Dans notre monde où toute l’architecture international est ébranlée par la vague populiste, les espoirs de paix sont minces. Les pressions de la communauté internationale sont timides. Seule reste la force des mouvements sociaux et citoyens: le BDS est appliqué non seulement par des citoyens mais aussi par des fonds de pension, des grandes entreprises, des banques.

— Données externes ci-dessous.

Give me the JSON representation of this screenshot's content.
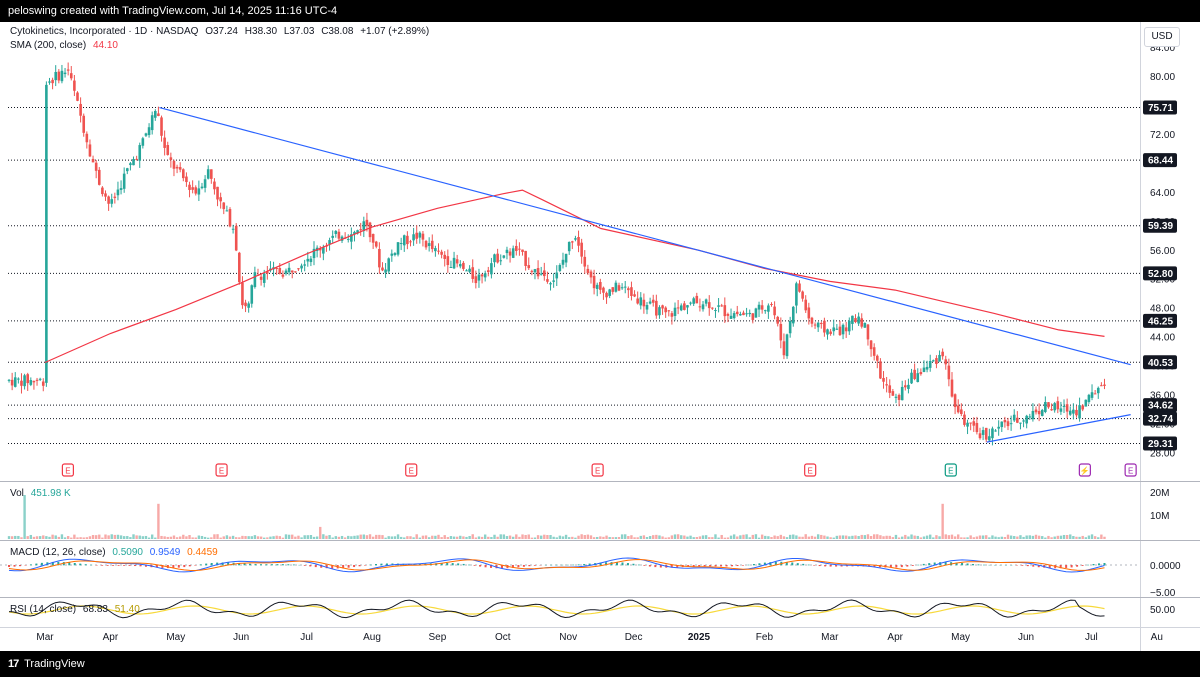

On estime que cela coûte quelque 4 milliards de dollars par an à Israël, selon une récente étude américaine, souligne Dominique Vidal.

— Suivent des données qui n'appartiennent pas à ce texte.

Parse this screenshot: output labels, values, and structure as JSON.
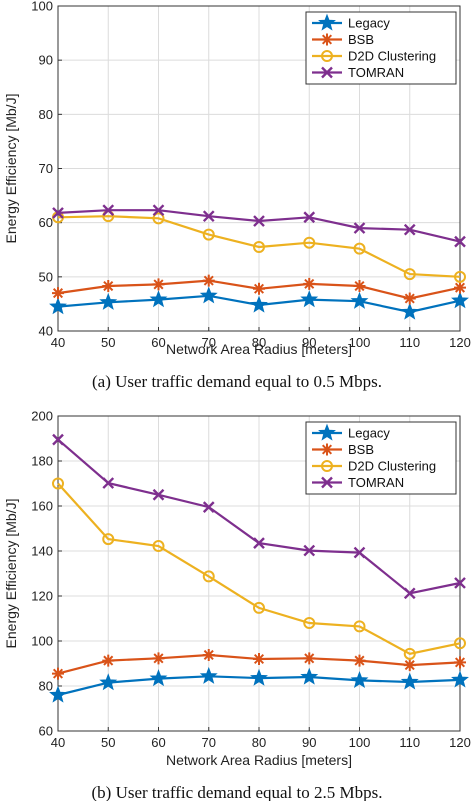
{
  "chart_data": [
    {
      "type": "line",
      "x": [
        40,
        50,
        60,
        70,
        80,
        90,
        100,
        110,
        120
      ],
      "xticks": [
        "40",
        "50",
        "60",
        "70",
        "80",
        "90",
        "100",
        "110",
        "120"
      ],
      "xlim": [
        40,
        120
      ],
      "ylim": [
        40,
        100
      ],
      "yticks": [
        "40",
        "50",
        "60",
        "70",
        "80",
        "90",
        "100"
      ],
      "xlabel": "Network Area Radius [meters]",
      "ylabel": "Energy Efficiency [Mb/J]",
      "grid": true,
      "legend_position": "top-right",
      "caption": "(a)  User traffic demand equal to 0.5 Mbps.",
      "series": [
        {
          "name": "Legacy",
          "color": "#0072BD",
          "marker": "star",
          "values": [
            44.5,
            45.3,
            45.8,
            46.5,
            44.8,
            45.8,
            45.5,
            43.5,
            45.6
          ]
        },
        {
          "name": "BSB",
          "color": "#D95319",
          "marker": "asterisk",
          "values": [
            47.0,
            48.3,
            48.6,
            49.3,
            47.8,
            48.7,
            48.3,
            46.0,
            48.0
          ]
        },
        {
          "name": "D2D Clustering",
          "color": "#EDB120",
          "marker": "circle",
          "values": [
            61.0,
            61.2,
            60.8,
            57.8,
            55.5,
            56.3,
            55.2,
            50.5,
            50.0
          ]
        },
        {
          "name": "TOMRAN",
          "color": "#7E2F8E",
          "marker": "x",
          "values": [
            61.8,
            62.3,
            62.3,
            61.2,
            60.3,
            61.0,
            59.0,
            58.7,
            56.5
          ]
        }
      ]
    },
    {
      "type": "line",
      "x": [
        40,
        50,
        60,
        70,
        80,
        90,
        100,
        110,
        120
      ],
      "xticks": [
        "40",
        "50",
        "60",
        "70",
        "80",
        "90",
        "100",
        "110",
        "120"
      ],
      "xlim": [
        40,
        120
      ],
      "ylim": [
        60,
        200
      ],
      "yticks": [
        "60",
        "80",
        "100",
        "120",
        "140",
        "160",
        "180",
        "200"
      ],
      "xlabel": "Network Area Radius [meters]",
      "ylabel": "Energy Efficiency [Mb/J]",
      "grid": true,
      "legend_position": "top-right",
      "caption": "(b)  User traffic demand equal to 2.5 Mbps.",
      "series": [
        {
          "name": "Legacy",
          "color": "#0072BD",
          "marker": "star",
          "values": [
            76,
            81.5,
            83.3,
            84.3,
            83.5,
            84.0,
            82.5,
            81.8,
            82.7
          ]
        },
        {
          "name": "BSB",
          "color": "#D95319",
          "marker": "asterisk",
          "values": [
            85.5,
            91.3,
            92.3,
            93.8,
            92.0,
            92.3,
            91.3,
            89.3,
            90.5
          ]
        },
        {
          "name": "D2D Clustering",
          "color": "#EDB120",
          "marker": "circle",
          "values": [
            170,
            145.3,
            142.2,
            128.7,
            114.7,
            108.0,
            106.5,
            94.3,
            99.0
          ]
        },
        {
          "name": "TOMRAN",
          "color": "#7E2F8E",
          "marker": "x",
          "values": [
            189.5,
            170.2,
            165.0,
            159.5,
            143.5,
            140.2,
            139.3,
            121.2,
            125.8
          ]
        }
      ]
    }
  ]
}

Dans les pays arabes, on assiste à une contradiction forte entre la position des dirigeants et celle des populations qui sont en majorité pro-palestiniennes. La menace iranienne offre un prétexte à une coalition entre des régimes arabes (sunnites et pétroliers) avec Israël contre l’Iran (chiite et riche en pétrole mais pro-russe). Des troubles graves sont donc à prévoir, annonce Dominique Vidal, qui craint un délire guerrier de Donald Trump contre l’Iran.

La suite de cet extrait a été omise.